The club is also considering investing in a teen center slated to open this year at the Marblehead Community Center.
“It’s teens helping teens,” Roland said.
The club’s biggest challenge is the time it takes to plan events and get the word out about its fund-raisers.
Fliers are posted on bulletin boards and the school website, and e-mailed to parents. Roland and Hough attend weekly breakfast meetings with Rotarians, who spread the word to their friends and families. It is not easy, Roland said, but in the end the work is gratifying.
“We’re all pretty busy high schoolers, so planning definitely gets tough,” Roland said. “When you’ve got your tennis meet or your track meet or your paper due, or you’re helping out with something else in the community, there always seems to be something. It’s a lot but it’s worth it.”
Another challenge is satisfying the desire to help everyone in need. It is difficult to see so many people and communities struggling against disease, poverty, and other problems, Roland said.

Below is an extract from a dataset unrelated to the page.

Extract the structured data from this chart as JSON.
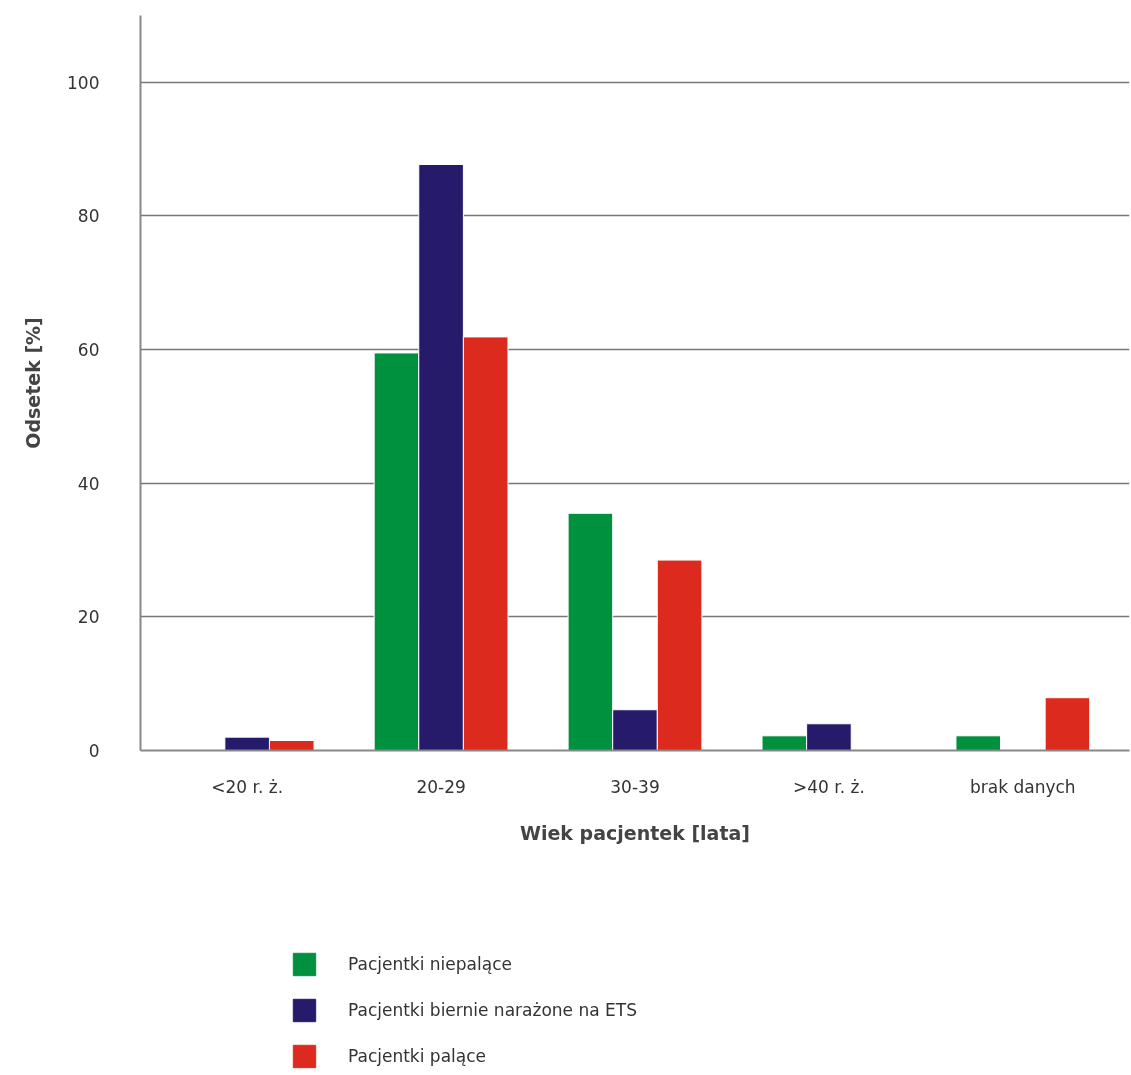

“By just knowing that we did reach out and help them, it’s like a hopeful feeling,” Roland said. “And you just want to hope to do the best for everyone that you can, and I think that’s really what the Interact Club comes back to, just hoping that you can make some difference and I think we definitely make a difference in our own way.”
As for the club’s March polio fund-raiser, Stomatuk has already accepted that she is taking a dip in the frigid water.
“If everybody does their part we should have at least the $1,000,” Stomatuk said. “It’s sort of a done deal. If it’s cold like this, what am I going to do? I hope it’s warmer by the end of March.”